Впрочем, эти девы-цветы были до странности нетребовательны по отношению к другим и очень хотели доставить каждому удовольствие, ибо не одна из тех, которым я сказал за весь вечер всего две или три постыдно глупых фразы, сочла своим долгом, покидая салон, подойти ко мне и сказать, вперив в меня свои красивые ласковые глаза и поправляя гирлянду орхидей, обвивавшую ее грудь, с каким огромным удовольствием она со мной познакомилась, и выразить желание — замаскированный намек на приглашение к обеду — «кое-что организовать», после того как она сговорится о дне с герцогиней Германтской. Ни одна из этих дам-цветов не уехала раньше принцессы Пармской. Присутствие последней — не полагается уезжать раньше отъезда высочества — было одной из неподозревавшихся мной причин, в силу которых герцогиня так настаивала, чтобы я остался. Когда, наконец, принцесса Пармская встала, у всех точно тяжесть свалилась с плеч. Дамы, одна за другой, совершив коленопреклонение перед принцессой, которая их поднимала, получали от нее в форме поцелуя, точно благословение, испрошенное на коленях, право потребовать свое пальто и позвать своих людей. После этого у подъезда началось возглашение самых известных в истории Франции имен. Принцесса Пармская запретила герцогине Германтской провожать ее до вестибюля, боясь, чтобы она не простудилась, а герцог сказал: «Если ее высочество разрешает, останьтесь, Ориана, вспомните, что вам сказал доктор».

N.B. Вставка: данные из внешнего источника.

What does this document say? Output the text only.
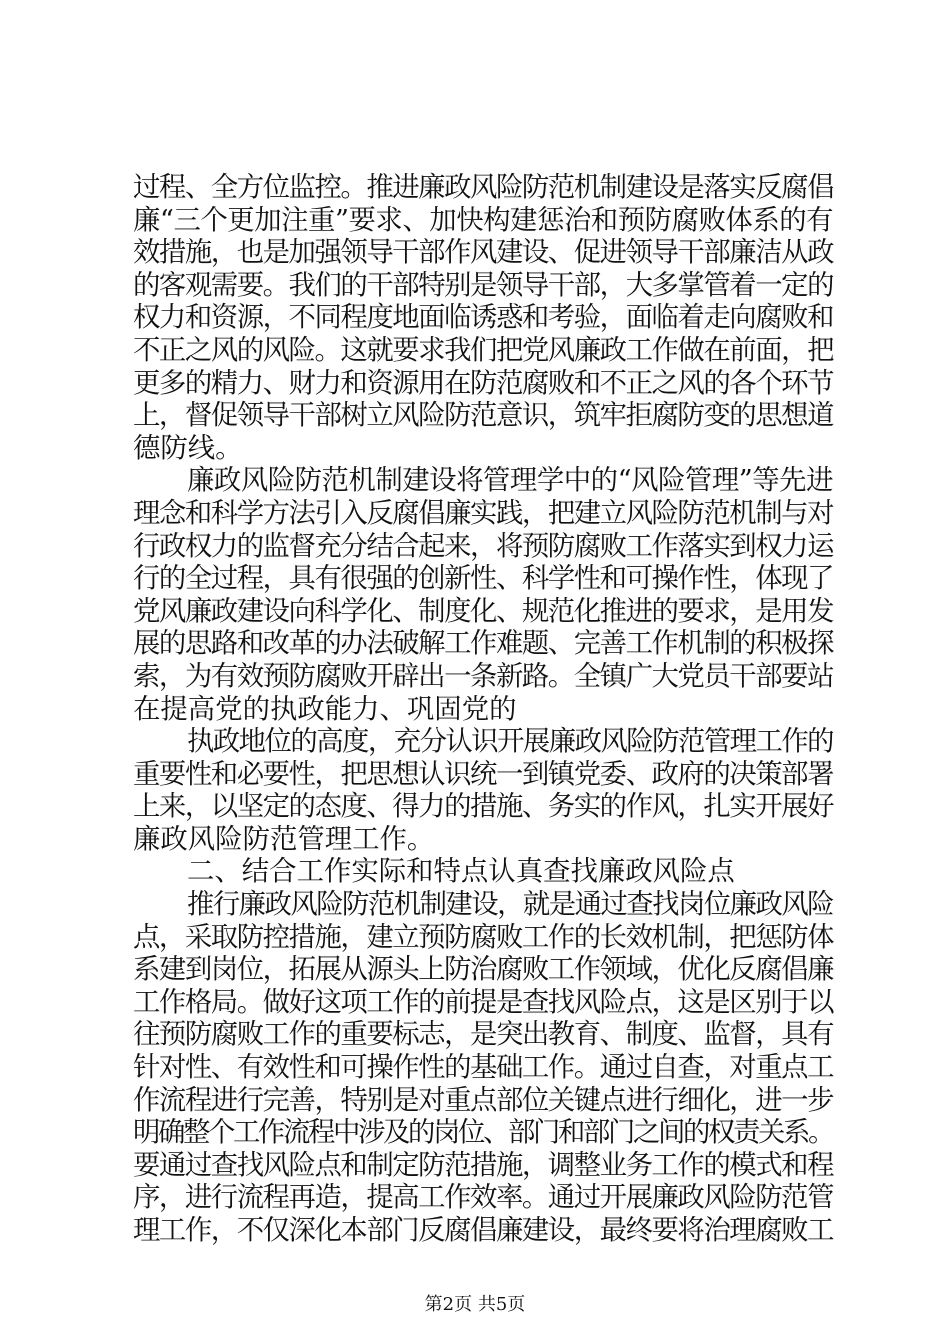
过程、全方位监控。推进廉政风险防范机制建设是落实反腐倡
廉“三个更加注重”要求、加快构建惩治和预防腐败体系的有
效措施，也是加强领导干部作风建设、促进领导干部廉洁从政
的客观需要。我们的干部特别是领导干部，大多掌管着一定的
权力和资源，不同程度地面临诱惑和考验，面临着走向腐败和
不正之风的风险。这就要求我们把党风廉政工作做在前面，把
更多的精力、财力和资源用在防范腐败和不正之风的各个环节
上，督促领导干部树立风险防范意识，筑牢拒腐防变的思想道
德防线。
廉政风险防范机制建设将管理学中的“风险管理”等先进
理念和科学方法引入反腐倡廉实践，把建立风险防范机制与对
行政权力的监督充分结合起来，将预防腐败工作落实到权力运
行的全过程，具有很强的创新性、科学性和可操作性，体现了
党风廉政建设向科学化、制度化、规范化推进的要求，是用发
展的思路和改革的办法破解工作难题、完善工作机制的积极探
索，为有效预防腐败开辟出一条新路。全镇广大党员干部要站
在提高党的执政能力、巩固党的
执政地位的高度，充分认识开展廉政风险防范管理工作的
重要性和必要性，把思想认识统一到镇党委、政府的决策部署
上来，以坚定的态度、得力的措施、务实的作风，扎实开展好
廉政风险防范管理工作。
二、结合工作实际和特点认真查找廉政风险点
推行廉政风险防范机制建设，就是通过查找岗位廉政风险
点，采取防控措施，建立预防腐败工作的长效机制，把惩防体
系建到岗位，拓展从源头上防治腐败工作领域，优化反腐倡廉
工作格局。做好这项工作的前提是查找风险点，这是区别于以
往预防腐败工作的重要标志，是突出教育、制度、监督，具有
针对性、有效性和可操作性的基础工作。通过自查，对重点工
作流程进行完善，特别是对重点部位关键点进行细化，进一步
明确整个工作流程中涉及的岗位、部门和部门之间的权责关系。
要通过查找风险点和制定防范措施，调整业务工作的模式和程
序，进行流程再造，提高工作效率。通过开展廉政风险防范管
理工作，不仅深化本部门反腐倡廉建设，最终要将治理腐败工
第2页 共5页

«Я полагаю, что принцесса Пармская осталась очень довольна обедом в вашем обществе». Я знал эту формулу. Герцог перешел через весь салон, чтобы произнести ее с любезным и убежденным видом, точно вручая мне диплом или угощая птифурами. По тому удовольствию, которое он явно испытывал в эту минуту и которое придало на миг чрезвычайно ласковое выражение его лицу, я почувствовал, что заботы такого рода он будет нести до последнего дня своей жизни, как те почетные и нетрудные должности, которые сохраняют за собой даже впавшие в детство старики.
Когда я уже собрался уходить, в салон вернулась статс-дама принцессы Пармской, забывшая взять присланные из Германта чудесные гвоздики, которые герцогиня подарила принцессе. Статс-дама была вся красная, чувствовалось, что с ней говорили грубо, ибо принцессу, такую добрую со всеми, выводила из терпения глупость компаньонки. Вот почему статс-дама торопилась, унося гвоздики, но, чтобы сохранить непринужденный и своенравный вид, бросила, поровнявшись со мной: «Принцесса находит, что я опаздываю, ей хочется, чтобы мы уже уехали и в то же время взяли гвоздики. Господи, я не птичка, я не могу быть сразу в нескольких местах».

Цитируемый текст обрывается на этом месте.